Android Client Authentication with Spring Security 3

[Asuka]

Hi Spring Community,

I have a webapplication and an android client. I would like to implement a secure login method. From the client I send a request to a webservice method:

Code:

@POST
@Produces(MediaType.TEXT_PLAIN)
@Path("/login")
public String login(String credentials) {
    JSONObject jo = null;
    String name = "";
    String password = "";
    try {
        jo = new JSONObject(credentials);
        name = jo.getString("name");
        password = jo.getString("password");
    } catch (JSONException e) {
        e.printStackTrace();
    }
    HttpResponse r = springSecurityCheck(name, password);
    for (Header h : r.getAllHeaders()) {
        System.out.println(h.getName() + " " + " " + h.getValue() + "");
    }

    String s = r.getFirstHeader("Location").toString();
    boolean isError = s.contains("login_error");

    if (!isError) {
        Header[] cookies = r.getHeaders("Set-Cookie");
        for (int i = 0; i < cookies.length; i++) {
            if (cookies[i].toString().contains(
                    "SPRING_SECURITY_REMEMBER_ME_COOKIE")) {
                String[] cookie = cookies[i].toString().split("=");
                String token = cookie[1].substring(0,
                        cookie[1].indexOf(";"));
                if (token != null) {
                    return "token:" + token;
                }
            }
        }
    }
    System.out.println(" ----- Login from" + name
            + " failed----- ");
    return "newLogin";

}

The springsecuritycheck does the following:

Code:

  public HttpResponse springSecurityCheck(String name, String password) {

    DefaultHttpClient client = new DefaultHttpClient();
    HttpPost requestLogin = new HttpPost(
            "http://mywebapp.com/j_spring_security_check?");
    HttpResponse response = null;
    List<NameValuePair> params = new ArrayList<NameValuePair>();
    params.add(new BasicNameValuePair("j_username", name));
    params.add(new BasicNameValuePair("j_password", password));
    params.add(new BasicNameValuePair("_spring_security_remember_me","true"));
    try {
        requestLogin
                .setEntity(new UrlEncodedFormEntity(params, HTTP.UTF_8));
        response = client.execute(requestLogin);
        return response;
    } catch (UnsupportedEncodingException e) {
        e.printStackTrace();
    } catch (ClientProtocolException e) {
        e.printStackTrace();
    } catch (IOException e) {
        e.printStackTrace();
    }
    return null;
}

So everything works fine. The token is stored in the persitent_logins table of the serverdata base and the loginmethod gives the token back to the client. But how do I use token for further requests to other webservice methods?

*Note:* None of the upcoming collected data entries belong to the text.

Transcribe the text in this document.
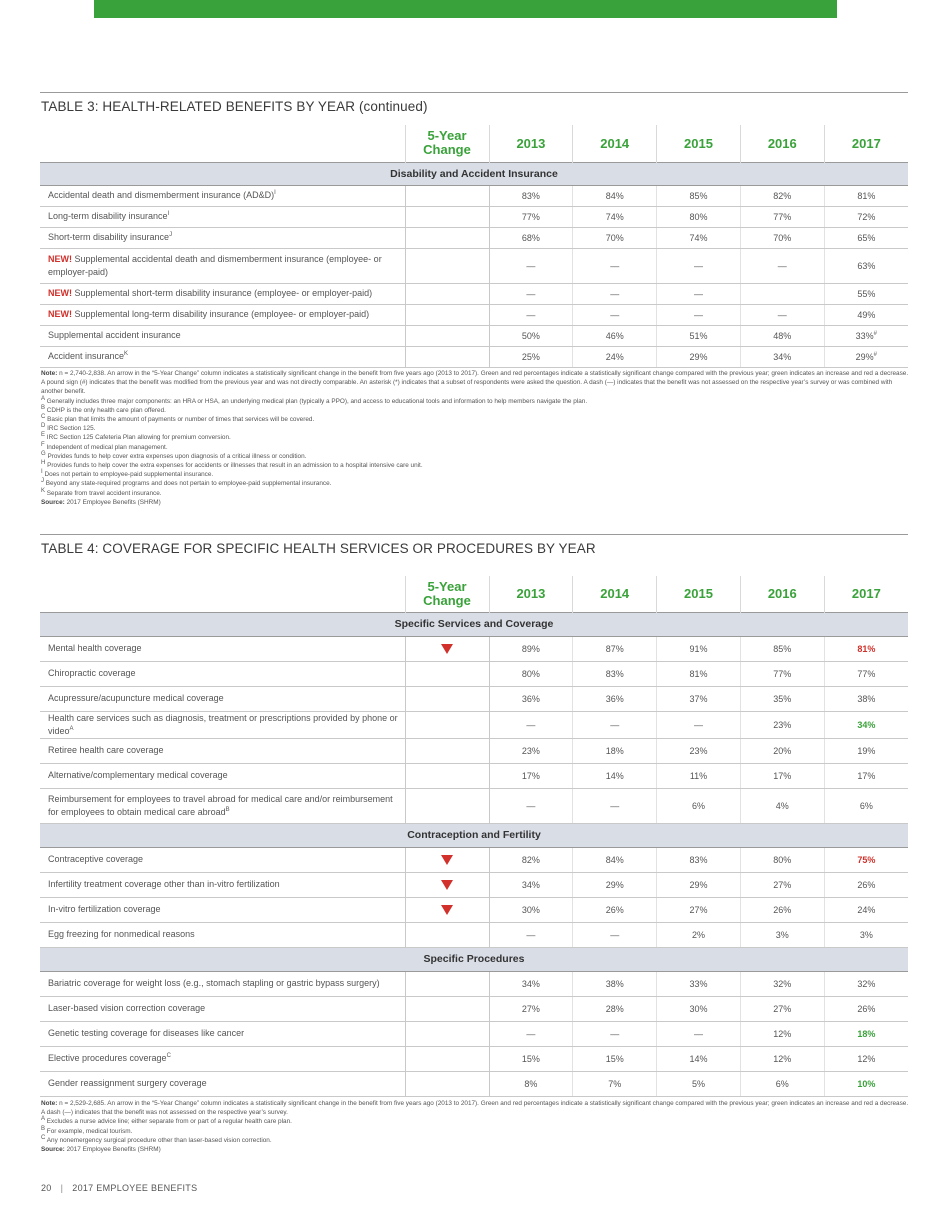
TABLE 3: HEALTH-RELATED BENEFITS BY YEAR (continued)
	5-Year
Change	2013	2014	2015	2016	2017
Disability and Accident Insurance						
Accidental death and dismemberment insurance (AD&D)$^I$		83%	84%	85%	82%	81%
Long-term disability insurance$^I$		77%	74%	80%	77%	72%
Short-term disability insurance$^J$		68%	70%	74%	70%	65%
NEW! Supplemental accidental death and dismemberment insurance (employee- or employer-paid)		—	—	—	—	63%
NEW! Supplemental short-term disability insurance (employee- or employer-paid)		—	—	—		55%
NEW! Supplemental long-term disability insurance (employee- or employer-paid)		—	—	—	—	49%
Supplemental accident insurance		50%	46%	51%	48%	33%#
Accident insurance$^K$		25%	24%	29%	34%	29%#
Note: n = 2,740-2,838. An arrow in the “5-Year Change” column indicates a statistically significant change in the benefit from five years ago (2013 to 2017). Green and red percentages indicate a statistically significant change compared with the previous year; green indicates an increase and red a decrease. A pound sign (#) indicates that the benefit was modified from the previous year and was not directly comparable. An asterisk (*) indicates that a subset of respondents were asked the question. A dash (—) indicates that the benefit was not assessed on the respective year’s survey or was combined with another benefit.
A Generally includes three major components: an HRA or HSA, an underlying medical plan (typically a PPO), and access to educational tools and information to help members navigate the plan.
B CDHP is the only health care plan offered.
C Basic plan that limits the amount of payments or number of times that services will be covered.
D IRC Section 125.
E IRC Section 125 Cafeteria Plan allowing for premium conversion.
F Independent of medical plan management.
G Provides funds to help cover extra expenses upon diagnosis of a critical illness or condition.
H Provides funds to help cover the extra expenses for accidents or illnesses that result in an admission to a hospital intensive care unit.
I Does not pertain to employee-paid supplemental insurance.
J Beyond any state-required programs and does not pertain to employee-paid supplemental insurance.
K Separate from travel accident insurance.
Source: 2017 Employee Benefits (SHRM)
TABLE 4: COVERAGE FOR SPECIFIC HEALTH SERVICES OR PROCEDURES BY YEAR
	5-Year
Change	2013	2014	2015	2016	2017
Specific Services and Coverage						
Mental health coverage		89%	87%	91%	85%	81%
Chiropractic coverage		80%	83%	81%	77%	77%
Acupressure/acupuncture medical coverage		36%	36%	37%	35%	38%
Health care services such as diagnosis, treatment or prescriptions provided by phone or video$^A$		—	—	—	23%	34%
Retiree health care coverage		23%	18%	23%	20%	19%
Alternative/complementary medical coverage		17%	14%	11%	17%	17%
Reimbursement for employees to travel abroad for medical care and/or reimbursement for employees to obtain medical care abroad$^B$		—	—	6%	4%	6%
Contraception and Fertility						
Contraceptive coverage		82%	84%	83%	80%	75%
Infertility treatment coverage other than in-vitro fertilization		34%	29%	29%	27%	26%
In-vitro fertilization coverage		30%	26%	27%	26%	24%
Egg freezing for nonmedical reasons		—	—	2%	3%	3%
Specific Procedures						
Bariatric coverage for weight loss (e.g., stomach stapling or gastric bypass surgery)		34%	38%	33%	32%	32%
Laser-based vision correction coverage		27%	28%	30%	27%	26%
Genetic testing coverage for diseases like cancer		—	—	—	12%	18%
Elective procedures coverage$^C$		15%	15%	14%	12%	12%
Gender reassignment surgery coverage		8%	7%	5%	6%	10%
Note: n = 2,529-2,685. An arrow in the “5-Year Change” column indicates a statistically significant change in the benefit from five years ago (2013 to 2017). Green and red percentages indicate a statistically significant change compared with the previous year; green indicates an increase and red a decrease. A dash (—) indicates that the benefit was not assessed on the respective year’s survey.
A Excludes a nurse advice line; either separate from or part of a regular health care plan.
B For example, medical tourism.
C Any nonemergency surgical procedure other than laser-based vision correction.
Source: 2017 Employee Benefits (SHRM)
20 | 2017 EMPLOYEE BENEFITS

For example, the springsecurity login url is j_spring_security_check?j_username="abc"&j_passwor d="xyz". Are there any urls like j_token="1d3ds"?

Thanks for your help

Greetings

[Rob Winch]

A web browser will typically keep track of the JSESSIONID cookie, so one option would be to keep track of this cookie in your client and populate it in the request to the application.

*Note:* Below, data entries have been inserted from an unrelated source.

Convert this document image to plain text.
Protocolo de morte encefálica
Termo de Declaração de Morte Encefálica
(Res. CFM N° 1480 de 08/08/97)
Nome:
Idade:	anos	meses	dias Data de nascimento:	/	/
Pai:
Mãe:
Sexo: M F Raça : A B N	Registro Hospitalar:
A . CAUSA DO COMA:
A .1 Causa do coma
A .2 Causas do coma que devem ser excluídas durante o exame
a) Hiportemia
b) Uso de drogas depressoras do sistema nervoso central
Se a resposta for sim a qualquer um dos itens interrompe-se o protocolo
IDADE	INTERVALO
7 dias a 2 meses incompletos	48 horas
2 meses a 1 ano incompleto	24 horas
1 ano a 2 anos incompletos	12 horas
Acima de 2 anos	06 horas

Another option would be to use basic authentication and have your client include this in every request. This would likely not perform as well since you need to authenticate every time.

You could also investigate some of the current methods for dealing with these types of scenarios like looking into using OAuth. If you are using spring/spring security and want to use OAuth a few good places to start are the Spring Security OAuth Extension and the Spring Social projects. Of particular interest would probably be the Green House project which demo's the Spring Social code leveraging OAuth very nicely. Note that these are web applications using OAuth, but similar concepts would apply to an android application.

For example, the springsecurity login url is j_spring_security_check?j_username="abc"&j_passwor d="xyz". Are there any urls like j_token="1d3ds"?

PS: Just to make sure...you should not include private information like credentials (especially long lived credentials) in URLs. You should use POST when submitting sensitive information.

Cheers,

[Roy Clarkson]

We are using Spring Security OAuth in Greenhouse as the OAuth provider for connecting the Greenhouse Android client. We are using Spring Social on the Android client as the OAuth consumer. Spring Android Auth and Spring Social on the Android client will handle storing the access token in a local SQLite database on the device. To @rwinch's point, it is very important to not send user credentials in requests, and a protocol like OAuth helps to avoid that.

[Asuka]

thank you so much

after the first look on the greenhouse project I would say it doesn´t seem to be so easy. Could you maybe explain in short words (if possible ) the generall steps I have to do, to use a webapp as oauth provider and an android client as a consumer.